The CWA wrapped up a successful annual conference in Bega this week with all eyes now focussed on a massive centenary conference at Royal Randwick racecourse in Sydney next year.
Although scaled back because of COVID restrictions, more than 250 delegates filled Bega - bringing a morale boost for the bushfire-hit Far South Coast area and also to members who could not hold a conference last year because of the pandemic.
Now the CWA is preparing for its big centenary next year to start in the first week of May at Randwick racecourse - with promises of a no-holds-barred celebration of 100 years of the NSW CWA.
The official opening of the Bega conference was held on Monday this week at the Bega Showground with everything running smoothly despite a heavy downpour on most days of the conference. Bega recorded nearly 200mm of rain for the week.
CWA members from all over the state gathered with special guests and dignitaries for the annual meeting- next year it will go back to the full quota per branch.
The conference passed a number of motions including one that called on governments to stop allowing prime ag land being used for renewable energy projects.
The conference also called on the NSW Government to extinguish 'zombie' Petroleum Exploration Licences (PELS) covering valuable agricultural land.
The CWA said in a release that "it comes as the NSW Upper House prepares to consider legislation introduced by Independent NSW MLC Justin Field to extinguish 'zombie' or expired PELs, in response to concerns of a return to widespread Coal Seam Gas exploration in the NSW North West region".
CWA of NSW President Stephanie Stanhope said the association "recognised the importance of mining and gas projects to the state's economy and energy needs, but they needed to proceed in locations that didn't unduly impact NSW communities and other industries, like agriculture".
"In the case of the 11 PELs in question, we believe they aren't in appropriate areas and now these licences have expired, there's no reason why they shouldn't be extinguished," Mrs Stanhope said.
"Communities in these affected areas have lived with the uncertainty of what these PELs will mean for their futures for too long, and it's time for confidence to be restored for the people who call these regions home and who rely on the land for their livelihoods.

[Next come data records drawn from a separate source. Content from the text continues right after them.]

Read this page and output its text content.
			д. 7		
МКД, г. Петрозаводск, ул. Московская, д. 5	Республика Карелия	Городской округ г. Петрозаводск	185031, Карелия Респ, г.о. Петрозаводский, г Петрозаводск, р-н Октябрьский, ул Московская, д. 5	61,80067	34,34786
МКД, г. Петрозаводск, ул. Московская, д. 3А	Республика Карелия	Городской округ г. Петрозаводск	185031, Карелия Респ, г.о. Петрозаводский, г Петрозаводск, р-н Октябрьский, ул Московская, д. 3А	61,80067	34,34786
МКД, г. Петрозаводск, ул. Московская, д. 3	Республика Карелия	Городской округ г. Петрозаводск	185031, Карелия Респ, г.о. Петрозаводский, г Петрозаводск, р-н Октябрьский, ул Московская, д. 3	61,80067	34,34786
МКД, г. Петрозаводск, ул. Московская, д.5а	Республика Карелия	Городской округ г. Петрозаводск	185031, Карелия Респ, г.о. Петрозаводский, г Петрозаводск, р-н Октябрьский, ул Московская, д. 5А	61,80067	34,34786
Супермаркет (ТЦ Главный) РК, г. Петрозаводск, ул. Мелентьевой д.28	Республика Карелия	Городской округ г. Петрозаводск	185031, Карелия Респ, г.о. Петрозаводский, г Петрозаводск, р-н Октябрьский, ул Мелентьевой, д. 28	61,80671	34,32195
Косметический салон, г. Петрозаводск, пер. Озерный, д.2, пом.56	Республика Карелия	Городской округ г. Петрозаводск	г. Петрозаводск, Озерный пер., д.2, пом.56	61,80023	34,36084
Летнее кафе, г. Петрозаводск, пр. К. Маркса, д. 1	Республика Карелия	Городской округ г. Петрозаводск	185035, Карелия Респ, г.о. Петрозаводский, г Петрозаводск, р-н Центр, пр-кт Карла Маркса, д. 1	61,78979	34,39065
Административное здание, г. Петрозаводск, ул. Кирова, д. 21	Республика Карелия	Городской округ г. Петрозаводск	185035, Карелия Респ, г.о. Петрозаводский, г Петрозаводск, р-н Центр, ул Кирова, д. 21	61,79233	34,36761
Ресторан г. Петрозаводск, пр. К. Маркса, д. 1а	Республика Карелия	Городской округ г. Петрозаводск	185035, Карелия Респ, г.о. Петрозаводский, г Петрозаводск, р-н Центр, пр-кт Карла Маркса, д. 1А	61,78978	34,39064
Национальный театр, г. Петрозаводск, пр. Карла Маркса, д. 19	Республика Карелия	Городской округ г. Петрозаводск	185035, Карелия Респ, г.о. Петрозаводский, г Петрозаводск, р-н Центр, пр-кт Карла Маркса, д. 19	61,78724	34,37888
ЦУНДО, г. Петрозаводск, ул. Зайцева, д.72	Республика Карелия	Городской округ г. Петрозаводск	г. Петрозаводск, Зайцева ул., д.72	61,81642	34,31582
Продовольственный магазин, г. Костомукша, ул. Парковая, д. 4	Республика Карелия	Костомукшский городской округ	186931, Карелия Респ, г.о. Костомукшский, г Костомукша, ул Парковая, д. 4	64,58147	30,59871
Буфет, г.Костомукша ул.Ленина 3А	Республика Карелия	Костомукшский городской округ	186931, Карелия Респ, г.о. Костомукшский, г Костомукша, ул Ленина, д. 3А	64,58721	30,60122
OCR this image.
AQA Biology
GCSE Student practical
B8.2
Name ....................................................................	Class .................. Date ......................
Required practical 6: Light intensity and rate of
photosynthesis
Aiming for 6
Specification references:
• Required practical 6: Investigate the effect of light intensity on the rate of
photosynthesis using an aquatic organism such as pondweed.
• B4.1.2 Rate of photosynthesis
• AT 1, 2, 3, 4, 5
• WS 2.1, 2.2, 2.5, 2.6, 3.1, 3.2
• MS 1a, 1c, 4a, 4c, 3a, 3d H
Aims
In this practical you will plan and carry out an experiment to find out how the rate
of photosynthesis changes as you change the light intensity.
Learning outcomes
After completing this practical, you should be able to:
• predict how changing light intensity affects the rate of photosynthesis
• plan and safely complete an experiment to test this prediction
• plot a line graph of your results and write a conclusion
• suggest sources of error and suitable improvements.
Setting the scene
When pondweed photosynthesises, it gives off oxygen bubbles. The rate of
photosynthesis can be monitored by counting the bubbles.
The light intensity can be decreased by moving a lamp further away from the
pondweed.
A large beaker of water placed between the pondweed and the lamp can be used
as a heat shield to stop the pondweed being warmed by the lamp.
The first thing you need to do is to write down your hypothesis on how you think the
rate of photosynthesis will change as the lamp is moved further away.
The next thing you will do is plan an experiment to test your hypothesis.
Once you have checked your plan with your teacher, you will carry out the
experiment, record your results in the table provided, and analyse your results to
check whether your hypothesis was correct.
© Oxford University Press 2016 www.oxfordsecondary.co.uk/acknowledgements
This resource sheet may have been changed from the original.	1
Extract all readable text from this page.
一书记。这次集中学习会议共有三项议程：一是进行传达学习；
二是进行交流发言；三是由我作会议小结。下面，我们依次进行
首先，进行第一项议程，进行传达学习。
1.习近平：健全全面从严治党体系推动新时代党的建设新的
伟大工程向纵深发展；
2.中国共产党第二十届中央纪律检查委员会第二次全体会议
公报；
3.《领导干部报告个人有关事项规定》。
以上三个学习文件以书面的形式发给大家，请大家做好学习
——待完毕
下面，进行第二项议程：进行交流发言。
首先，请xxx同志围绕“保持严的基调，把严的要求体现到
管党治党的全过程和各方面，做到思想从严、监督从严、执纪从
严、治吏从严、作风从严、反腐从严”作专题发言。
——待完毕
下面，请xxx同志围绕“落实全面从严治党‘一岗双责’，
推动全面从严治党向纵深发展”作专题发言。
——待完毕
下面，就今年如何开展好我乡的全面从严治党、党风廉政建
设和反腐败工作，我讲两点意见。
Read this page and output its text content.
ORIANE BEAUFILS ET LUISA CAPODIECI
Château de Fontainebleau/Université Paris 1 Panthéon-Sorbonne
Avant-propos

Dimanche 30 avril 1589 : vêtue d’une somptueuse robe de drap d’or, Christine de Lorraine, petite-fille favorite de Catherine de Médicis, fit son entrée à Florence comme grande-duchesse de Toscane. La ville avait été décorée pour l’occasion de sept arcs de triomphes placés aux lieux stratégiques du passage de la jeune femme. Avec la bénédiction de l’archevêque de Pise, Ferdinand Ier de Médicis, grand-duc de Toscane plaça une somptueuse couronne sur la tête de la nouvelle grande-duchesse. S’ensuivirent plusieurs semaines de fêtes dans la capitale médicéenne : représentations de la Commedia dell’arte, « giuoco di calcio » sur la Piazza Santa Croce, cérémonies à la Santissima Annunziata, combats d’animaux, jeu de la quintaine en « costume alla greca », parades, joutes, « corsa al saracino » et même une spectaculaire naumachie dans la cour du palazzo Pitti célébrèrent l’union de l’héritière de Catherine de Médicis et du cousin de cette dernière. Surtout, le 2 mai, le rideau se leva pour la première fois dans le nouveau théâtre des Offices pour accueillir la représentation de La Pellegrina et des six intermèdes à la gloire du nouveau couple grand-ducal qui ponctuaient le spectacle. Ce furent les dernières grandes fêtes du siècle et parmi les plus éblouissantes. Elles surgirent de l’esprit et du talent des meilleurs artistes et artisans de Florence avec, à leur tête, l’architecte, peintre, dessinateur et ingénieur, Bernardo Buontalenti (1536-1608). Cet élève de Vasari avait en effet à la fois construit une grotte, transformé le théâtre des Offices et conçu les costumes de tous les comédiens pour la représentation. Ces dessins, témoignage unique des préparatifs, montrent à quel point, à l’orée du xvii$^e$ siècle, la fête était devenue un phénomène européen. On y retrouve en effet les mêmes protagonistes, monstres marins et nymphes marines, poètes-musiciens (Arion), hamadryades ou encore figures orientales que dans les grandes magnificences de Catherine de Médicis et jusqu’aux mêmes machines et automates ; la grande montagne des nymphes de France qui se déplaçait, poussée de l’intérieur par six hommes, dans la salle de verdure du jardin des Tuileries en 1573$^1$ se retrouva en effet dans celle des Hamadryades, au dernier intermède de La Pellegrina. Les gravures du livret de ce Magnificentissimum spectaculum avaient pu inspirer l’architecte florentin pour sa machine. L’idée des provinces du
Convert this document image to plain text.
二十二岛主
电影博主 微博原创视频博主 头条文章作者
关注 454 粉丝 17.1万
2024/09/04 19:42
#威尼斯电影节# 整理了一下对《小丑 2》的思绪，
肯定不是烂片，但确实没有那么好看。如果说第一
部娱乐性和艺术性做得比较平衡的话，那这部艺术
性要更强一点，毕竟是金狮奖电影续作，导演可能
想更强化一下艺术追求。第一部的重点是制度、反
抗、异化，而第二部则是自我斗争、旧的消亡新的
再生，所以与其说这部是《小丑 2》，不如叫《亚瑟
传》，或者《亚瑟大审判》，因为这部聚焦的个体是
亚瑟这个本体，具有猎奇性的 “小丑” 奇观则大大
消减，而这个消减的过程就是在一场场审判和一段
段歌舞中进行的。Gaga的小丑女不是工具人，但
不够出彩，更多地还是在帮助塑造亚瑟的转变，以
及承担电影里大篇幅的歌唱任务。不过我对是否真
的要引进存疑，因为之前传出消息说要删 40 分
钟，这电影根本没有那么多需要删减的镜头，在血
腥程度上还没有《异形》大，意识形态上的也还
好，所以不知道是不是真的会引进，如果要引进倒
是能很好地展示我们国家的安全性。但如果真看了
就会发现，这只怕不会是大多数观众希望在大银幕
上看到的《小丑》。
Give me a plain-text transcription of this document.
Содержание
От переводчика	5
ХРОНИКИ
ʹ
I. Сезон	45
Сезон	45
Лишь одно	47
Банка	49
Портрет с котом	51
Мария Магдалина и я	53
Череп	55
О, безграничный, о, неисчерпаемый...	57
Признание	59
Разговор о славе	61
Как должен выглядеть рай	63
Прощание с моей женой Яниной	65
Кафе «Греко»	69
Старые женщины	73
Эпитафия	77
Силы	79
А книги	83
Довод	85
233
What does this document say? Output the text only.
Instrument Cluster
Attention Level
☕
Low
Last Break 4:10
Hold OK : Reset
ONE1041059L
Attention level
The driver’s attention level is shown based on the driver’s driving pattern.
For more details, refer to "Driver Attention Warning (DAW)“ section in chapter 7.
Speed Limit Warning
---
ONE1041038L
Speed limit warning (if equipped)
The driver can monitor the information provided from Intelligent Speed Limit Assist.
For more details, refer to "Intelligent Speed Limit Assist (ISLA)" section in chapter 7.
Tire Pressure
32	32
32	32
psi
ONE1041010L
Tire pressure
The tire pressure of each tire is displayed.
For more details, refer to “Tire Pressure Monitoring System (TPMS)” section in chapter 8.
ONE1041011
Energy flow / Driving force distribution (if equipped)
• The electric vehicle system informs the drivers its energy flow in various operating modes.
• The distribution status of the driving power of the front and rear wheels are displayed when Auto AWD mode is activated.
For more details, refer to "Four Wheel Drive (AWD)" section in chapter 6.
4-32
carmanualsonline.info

"It's also time to secure the future of the valuable agricultural land covered by these expired PELs, as well as the irreplaceable water and environmental resources in these areas. They're too valuable to be compromised by poor planning and questionable decision-making."
She said as well as the extinguishment of the expired PELs, there also needed to be a whole new process for considering and approving future mining exploration licences.
"Just this week, members at our annual state conference endorsed a motion calling for the cessation of licences for '$2 companies' that don't have the financial capacity to undertake mineral exploration. This current process is failing communities and landholders, with a lack of regulatory oversight and the potential to inflict enormous emotional and financial stress on landholders," she said.
"It's just another example of the urgent need to overhaul the entire process and replace it with one in which rural and regional communities can have trust and confidence. We'd like to see a bi-partisan approach to this review process as well, ensuring the protection of our agriculture industry now and into the future.
"We only get one chance at this, because once our fragile and precious farming land, water resources and significant environmental assets are damaged, or even destroyed, there's no coming back."
Meantime, at the opening on Monday, Piper Graham Durant-Law led special guests into the hall followed by a Welcome to Country by Aunty Colleen Dixon.
The National and CWA Anthems brought the hall to life before state president Stephanie Stanhope welcomed attendees to the conference.
Mayor for the BVSC Russell Fitzpatrick made special mention of the 400 or so delegates who had travelled from all over NSW to attend, as well as the Valley branches for their organisation efforts.
"I love the motto of the conference, Strength in Adversity, we couldn't have asked for more adversity than we've had in the last couple of years," Cr Fitzpatrick said.
"We've had nine natural disasters in the Valley the last three years, everything from drought... three lots of bushfires... six lots of flooding, so Strength in Adversity is something that really resonates."
Governor of NSW Margaret Beazley was unable to attend, but sent a video message of support.
She said Strength in Adversity had been a consistent part of the 99-year history of the CWA and paralleled post-war times to current challenges such as drought, bushfires, flood and the pandemic.
"You've done so much to support your members and to help your communities," she said.
Bronwyn Taylor, Minister for Mental Health, Regional Youth and Women, enthusiastically spoke to the conference and thanked the CWA to be able to begin her week in "beautiful Merimbula".
"What you do is endless, your sacrifice, your wisdom, your ability to bring people together in one of the most challenging years that we've all faced."
She called on women to continue being leaders and stepping into local government positions with bravery in face of current investigations into sexual assault and sexism in parliament.
"We fear you in government... because we know that almost all of the time you are right.
"You're aligned to your communities... and you represent them so well, don't ever lose that because therein lies your power and your strength."
Ms Taylor also spoke of thriving rural communities with rural property booms post-pandemic and acknowledged the challenges facing communities in terms of housing.
After the official proceedings, delegates poured on to the showgrounds to have a cuppa and some morning tea.